There are some cases where it is convenient to gracefully shutdown a Ktor server. Basically, it is about giving some time to the server to finish some pending processing before turning it off.

Kubernetes is a good example of this need. When we're working with Kubernetes we often need to support Graceful Shutdown. Kubernetes sends SIGTERM to our Pod to signal it needs to gracefully shutdown. However, there is an issue which doesn't allow us to immediately shutdown when we receive SIGTERM from Kubernetes. Our pod can still receive traffic after SIGTERM, so we need to apply additional back-pressure to delay graceful shutdown.

Additional reading

More information on this can be found in this blog by Phil Pearl, and on learnk8s.io.

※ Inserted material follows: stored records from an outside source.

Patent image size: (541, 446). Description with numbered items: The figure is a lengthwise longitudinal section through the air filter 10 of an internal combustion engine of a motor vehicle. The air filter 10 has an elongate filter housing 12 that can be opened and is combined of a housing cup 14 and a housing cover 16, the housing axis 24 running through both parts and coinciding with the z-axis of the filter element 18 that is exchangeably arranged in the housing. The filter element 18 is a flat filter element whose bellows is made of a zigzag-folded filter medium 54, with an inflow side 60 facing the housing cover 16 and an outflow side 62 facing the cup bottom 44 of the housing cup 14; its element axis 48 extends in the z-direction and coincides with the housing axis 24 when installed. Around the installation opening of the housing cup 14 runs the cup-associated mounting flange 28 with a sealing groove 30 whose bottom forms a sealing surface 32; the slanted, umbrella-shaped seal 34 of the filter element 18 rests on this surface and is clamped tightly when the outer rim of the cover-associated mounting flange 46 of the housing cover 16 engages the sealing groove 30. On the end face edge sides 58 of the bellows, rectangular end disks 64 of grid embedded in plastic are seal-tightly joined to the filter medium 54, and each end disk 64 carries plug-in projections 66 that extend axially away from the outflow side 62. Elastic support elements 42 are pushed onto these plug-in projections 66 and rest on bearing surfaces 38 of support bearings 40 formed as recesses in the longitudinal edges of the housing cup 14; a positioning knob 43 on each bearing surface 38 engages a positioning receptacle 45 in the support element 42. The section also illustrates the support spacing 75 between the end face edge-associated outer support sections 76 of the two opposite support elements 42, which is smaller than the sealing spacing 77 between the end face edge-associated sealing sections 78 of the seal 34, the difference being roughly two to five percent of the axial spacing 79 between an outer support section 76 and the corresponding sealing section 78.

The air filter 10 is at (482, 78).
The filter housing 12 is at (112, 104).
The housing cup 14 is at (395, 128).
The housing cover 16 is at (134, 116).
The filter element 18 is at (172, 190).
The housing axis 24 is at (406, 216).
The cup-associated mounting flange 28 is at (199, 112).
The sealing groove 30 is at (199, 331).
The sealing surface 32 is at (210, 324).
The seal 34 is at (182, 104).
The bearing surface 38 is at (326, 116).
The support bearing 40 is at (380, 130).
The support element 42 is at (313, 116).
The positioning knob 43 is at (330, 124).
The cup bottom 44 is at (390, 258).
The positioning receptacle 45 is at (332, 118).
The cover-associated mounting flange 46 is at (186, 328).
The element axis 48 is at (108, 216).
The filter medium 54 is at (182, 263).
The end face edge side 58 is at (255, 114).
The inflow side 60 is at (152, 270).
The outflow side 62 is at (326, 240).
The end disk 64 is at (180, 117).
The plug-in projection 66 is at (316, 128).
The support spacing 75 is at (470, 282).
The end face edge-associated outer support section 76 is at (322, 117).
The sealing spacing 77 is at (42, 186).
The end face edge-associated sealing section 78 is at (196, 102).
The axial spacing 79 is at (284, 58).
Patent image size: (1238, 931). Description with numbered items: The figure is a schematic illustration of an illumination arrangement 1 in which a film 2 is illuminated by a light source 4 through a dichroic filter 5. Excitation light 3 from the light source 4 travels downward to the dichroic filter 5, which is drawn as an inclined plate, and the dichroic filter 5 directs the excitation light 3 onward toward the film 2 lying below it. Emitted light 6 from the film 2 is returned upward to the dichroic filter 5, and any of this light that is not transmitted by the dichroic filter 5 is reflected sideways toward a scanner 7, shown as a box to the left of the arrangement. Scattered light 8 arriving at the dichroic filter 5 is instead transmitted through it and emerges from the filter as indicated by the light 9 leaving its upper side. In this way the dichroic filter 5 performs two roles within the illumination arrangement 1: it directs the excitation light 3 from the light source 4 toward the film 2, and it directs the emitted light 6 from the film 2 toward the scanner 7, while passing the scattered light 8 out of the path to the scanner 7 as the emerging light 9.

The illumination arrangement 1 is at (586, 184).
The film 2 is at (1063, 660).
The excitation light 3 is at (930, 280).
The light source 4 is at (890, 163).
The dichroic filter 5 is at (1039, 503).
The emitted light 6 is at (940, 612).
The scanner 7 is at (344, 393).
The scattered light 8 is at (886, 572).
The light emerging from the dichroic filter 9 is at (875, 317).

The module suspendapp-ktor provides a server constructor that lifts the Ktor ApplicationEngine in to a Resource, representing the Engine running an Application(i.e Netty) while supporting auto-reload. The example below introduces graceful shutdown for Kubernetes; we additionally use awaitCancellation to await SIGTERM, SIGINT or other shutdown hooks.

fun main() = SuspendApp {
resourceScope {
server(Netty) {
routing {
get("/ping") {
call.respond("pong")
}
}
}
awaitCancellation()
}
}

When the release function of our ApplicationEngine is called, there is a wait period before the beginning of the stop process (defaulted to 30.seconds), this gives Kubernetes enough time to do all its network management before we shut down. Two more parameters are available:

  • grace which sets the number of seconds during which already inflight requests are allowed to continue before the shutdown process begins,
  • timeout which sets the number of seconds after which the server will be forceably shutdown.
Development mode

In the case that Ktor server is set in development mode, the wait period is ignored.